4 What is the worst case terminal voltage of a 750 HP SCIM w

4) What is the worst case terminal voltage of a 750 HP SCIM with 70 % eff and 80 % pF and a N/P terminal voltage of 2300 Vac running at full load if on the same bus a 500 HP, SCIM with a locked rotor code of G, 70 % eff and 80 % pF and a N/P terminal voltage of 2300 Vac is started from a transformer rated 7000 kVA transformer, 69kV to 2400 Vac and an impedance of 5-1/2%? Due to very short distances, cable impedance is not of any concern here.

Solution

Rated Power drawn by SCIM 1 is P_o = 750 HP or 559.275 kW .

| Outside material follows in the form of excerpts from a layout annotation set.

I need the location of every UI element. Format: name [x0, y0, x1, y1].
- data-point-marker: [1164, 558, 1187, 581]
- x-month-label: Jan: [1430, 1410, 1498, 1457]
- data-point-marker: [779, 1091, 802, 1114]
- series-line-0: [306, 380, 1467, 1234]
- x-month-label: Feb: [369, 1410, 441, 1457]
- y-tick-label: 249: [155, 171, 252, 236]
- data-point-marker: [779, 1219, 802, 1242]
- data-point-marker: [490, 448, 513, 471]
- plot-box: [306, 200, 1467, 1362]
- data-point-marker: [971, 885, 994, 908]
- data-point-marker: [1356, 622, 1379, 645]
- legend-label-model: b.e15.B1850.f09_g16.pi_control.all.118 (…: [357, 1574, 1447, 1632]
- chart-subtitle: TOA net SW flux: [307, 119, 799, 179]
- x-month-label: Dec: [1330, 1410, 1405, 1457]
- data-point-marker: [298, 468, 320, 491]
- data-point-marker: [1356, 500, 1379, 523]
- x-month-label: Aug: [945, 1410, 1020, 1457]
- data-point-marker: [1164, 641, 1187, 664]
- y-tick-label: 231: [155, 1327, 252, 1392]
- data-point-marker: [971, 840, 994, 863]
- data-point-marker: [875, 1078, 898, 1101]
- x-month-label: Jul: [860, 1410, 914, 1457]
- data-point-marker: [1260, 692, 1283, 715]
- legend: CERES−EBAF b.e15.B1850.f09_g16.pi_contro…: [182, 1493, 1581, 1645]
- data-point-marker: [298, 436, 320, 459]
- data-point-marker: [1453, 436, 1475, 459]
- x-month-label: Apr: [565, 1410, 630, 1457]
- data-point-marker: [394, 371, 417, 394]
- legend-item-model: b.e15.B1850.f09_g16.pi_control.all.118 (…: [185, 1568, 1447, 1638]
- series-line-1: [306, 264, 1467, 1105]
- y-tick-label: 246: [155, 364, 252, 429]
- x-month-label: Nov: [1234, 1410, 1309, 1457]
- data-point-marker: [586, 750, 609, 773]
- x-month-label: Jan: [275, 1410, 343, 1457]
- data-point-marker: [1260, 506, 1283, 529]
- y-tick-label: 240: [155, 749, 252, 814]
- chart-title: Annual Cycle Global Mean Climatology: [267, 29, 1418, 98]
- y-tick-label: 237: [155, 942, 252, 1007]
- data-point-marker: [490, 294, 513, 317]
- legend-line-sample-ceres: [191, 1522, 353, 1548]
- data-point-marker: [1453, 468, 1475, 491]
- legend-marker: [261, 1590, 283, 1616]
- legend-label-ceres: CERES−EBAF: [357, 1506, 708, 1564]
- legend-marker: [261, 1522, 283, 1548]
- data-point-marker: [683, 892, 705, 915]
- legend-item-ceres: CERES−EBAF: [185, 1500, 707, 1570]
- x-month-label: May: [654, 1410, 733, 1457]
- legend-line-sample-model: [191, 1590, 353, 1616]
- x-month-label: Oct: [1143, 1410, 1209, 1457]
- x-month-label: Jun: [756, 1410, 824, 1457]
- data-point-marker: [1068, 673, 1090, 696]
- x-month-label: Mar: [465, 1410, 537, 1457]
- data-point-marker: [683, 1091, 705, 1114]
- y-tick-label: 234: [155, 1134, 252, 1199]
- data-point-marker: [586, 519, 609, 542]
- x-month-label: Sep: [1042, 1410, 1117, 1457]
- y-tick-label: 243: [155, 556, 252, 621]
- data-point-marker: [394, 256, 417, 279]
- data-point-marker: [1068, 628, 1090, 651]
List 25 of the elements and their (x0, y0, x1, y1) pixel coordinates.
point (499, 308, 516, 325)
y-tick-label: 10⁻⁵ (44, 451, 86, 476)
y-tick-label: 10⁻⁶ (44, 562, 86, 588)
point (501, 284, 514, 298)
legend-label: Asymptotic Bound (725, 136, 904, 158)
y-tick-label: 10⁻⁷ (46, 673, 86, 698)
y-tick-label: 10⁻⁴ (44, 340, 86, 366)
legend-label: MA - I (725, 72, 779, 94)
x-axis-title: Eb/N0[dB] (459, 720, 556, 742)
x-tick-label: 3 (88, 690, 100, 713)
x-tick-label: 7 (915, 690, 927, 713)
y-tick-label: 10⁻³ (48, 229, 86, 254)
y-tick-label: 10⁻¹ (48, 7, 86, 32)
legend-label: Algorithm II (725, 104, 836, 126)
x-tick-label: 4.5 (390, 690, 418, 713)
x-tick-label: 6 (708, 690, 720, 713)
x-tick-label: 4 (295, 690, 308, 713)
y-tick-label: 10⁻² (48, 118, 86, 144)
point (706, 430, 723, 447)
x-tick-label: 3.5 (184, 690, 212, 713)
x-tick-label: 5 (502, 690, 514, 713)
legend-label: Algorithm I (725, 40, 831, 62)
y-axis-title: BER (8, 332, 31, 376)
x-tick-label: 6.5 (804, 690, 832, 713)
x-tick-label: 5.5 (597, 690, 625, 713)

Given efficiency of SCIM 1 is eff = 70% and Power factor of SCIM 1 is P.F = 80% .

Using efficiency input power supplied to SCIM 1 is P_in = P_o / eff ;

P_in = 559.275/0.7 = 798.964 kW;

Current drawn by SCIM 1 is given I₁ = P_in / (1.732 * V_L-L * P.F)

I₁ = 798.964*10³ / (1.732 * 2300 * 0.8) =  250.704(at angle(-36.86⁰)) A;

Now SCIM 2 was connected with

P_o = 500 HP or 372.85 kW ; eff = 0.7 ; P.F = 0.8 ;

Input power drawn by SCIM 2 is P_in = P_o / eff = 372.85 / 0.7 = 532.642 kW;

Current drawn by this motor is

I₂ = P_in / (1.732 * V_L-L * P.F) = 532.642*10³ / (1.732 * 2300 * 0.8) = 167.136(at angle(-36.86⁰)) A;

The two SCIM 1 and SCIM 2 are supplied from a transformed of rating

7000 kVA and 69 kV / 2400 V and impedance of Z = j0.055 .

Voltage drop due impendance of transformer is V_d = I*Z ;

Where I = I₁ + I₂ = 250.704(at angle(-36.86⁰)) + 167.136((at angle(-36.86⁰))) = 417.84(at angle(-36.86⁰)) A;

V_d = 417.84(at angle(-36.86⁰)) * j0.055 = 22.98(at angle(53.14⁰))

Terminal of transformer will be

V_s - V_d = 2400 - 22.98(at angle(53.14⁰)) = 2386.28(at angle(-0.44⁰))

Magnitude of terminal voltage of transformer is V = 2386.28 V which will be the worst case when two SCIM loaded at a time.